Article also available in : English | français
Next-Finance : What is a SPAC ? Can you share us some figures about SPAC?
Olivier Thébault and Mia Dassas : SPAC are not legally defined. These are vehicles designed to be listed on the stock market in order to raise funds to finance one or more acquisitions to be identified. Two SPAC have been set up in France, less than 10 in the Netherlands and 247 in the United States in 2020 only.
How does a SPAC work?
Sponsors create SPAC. The amount raised as part of an IPO is used to carry out an investment strategy. Investors subscribe for shares to which an accretive financial instrument is attached, the terms of which are set at the time of the IPO and exercisable in the event of acquisitions (generally a BSA / share warrants).
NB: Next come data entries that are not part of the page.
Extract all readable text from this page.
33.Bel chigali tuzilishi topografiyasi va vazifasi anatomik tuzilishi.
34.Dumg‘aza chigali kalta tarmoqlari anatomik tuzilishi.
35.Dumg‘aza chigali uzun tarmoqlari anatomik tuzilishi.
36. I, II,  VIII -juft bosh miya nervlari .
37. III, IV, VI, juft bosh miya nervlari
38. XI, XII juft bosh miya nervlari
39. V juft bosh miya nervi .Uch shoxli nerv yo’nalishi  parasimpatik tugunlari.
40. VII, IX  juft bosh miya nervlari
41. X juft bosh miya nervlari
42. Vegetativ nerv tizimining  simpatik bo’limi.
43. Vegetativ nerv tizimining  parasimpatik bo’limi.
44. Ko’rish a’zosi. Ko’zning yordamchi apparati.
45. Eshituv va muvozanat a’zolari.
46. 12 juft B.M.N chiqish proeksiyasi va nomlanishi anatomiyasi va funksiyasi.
SPAC must have identified and completed one or more acquisitions within two years. Acquisitions are approved by the board of directors or shareholders. Post-acquisition, the SPAC becomes a classic listed company. This is called the de-SPACing process.
What are a SPAC’s advantages / disadvantages ?
For the issuer: the speed of quotation, the amount of subscriptions higher than in a traditional quotation and many growth markets opportunities to take advantage of.
For investors: to take part in an investment strategy while benefiting from protection mechanisms (decision-making process, repayment of the initial investment in the absence of acquisition within 2 years, receiver).
Investing in a SPAC is risky and information available on SPAC is limited. At the date of the investment, the targets are unknown. Besides, investors may have little or no control over acquisitions. Finally, the stakeholders, including financial institutions, may be exposed to conflict of interest risks when the SPAC quotation or acquisitions are made.
SPAC are generally dedicated for qualified investors, as in France thanks to the professional compartment of Euronext regulated market.
At the date of the investment, the targets are unknown. Besides, investors may have little or no control over acquisitions. Finally, the stakeholders, including financial institutions, may be exposed to conflict of interest risks when the SPAC quotation or acquisitions are made...Olivier Thébault, partner at Allen & Overy and Mia Dassas, counsel at Allen & Overy
Which actors mainly use SPAC ?
Some SPAC are created by sponsors known to investors (for example Xavier Niel and Matthieu Pigasse in France). Other projects are carried out by investment funds or banks (as in the United States or Amsterdam). The United States also sees the emergence of the role of "adviser" of SPAC, or even of sponsor endorsed by personalities known to the general public (such as Serena Williams or Jay-Z).
How can we currently explain investors’ strong attraction for this type of vehicle?
Investors expect high gains over a limited time horizon. The identity and the experience of the sponsors are also determining factors. The funds raised are invested and generate interest. If no acquisition is made on time, the initial investment is refunded.
Why is the success of SPAC more important in the US than in Europe or Asia?
SPAC developed in the United States in the 1990s, taking advantage of a specific regulatory framework. Cultural differences also play an important role to explain this current gap. Finally, SPAC can respond to market constraints, especially in a context of high volatility.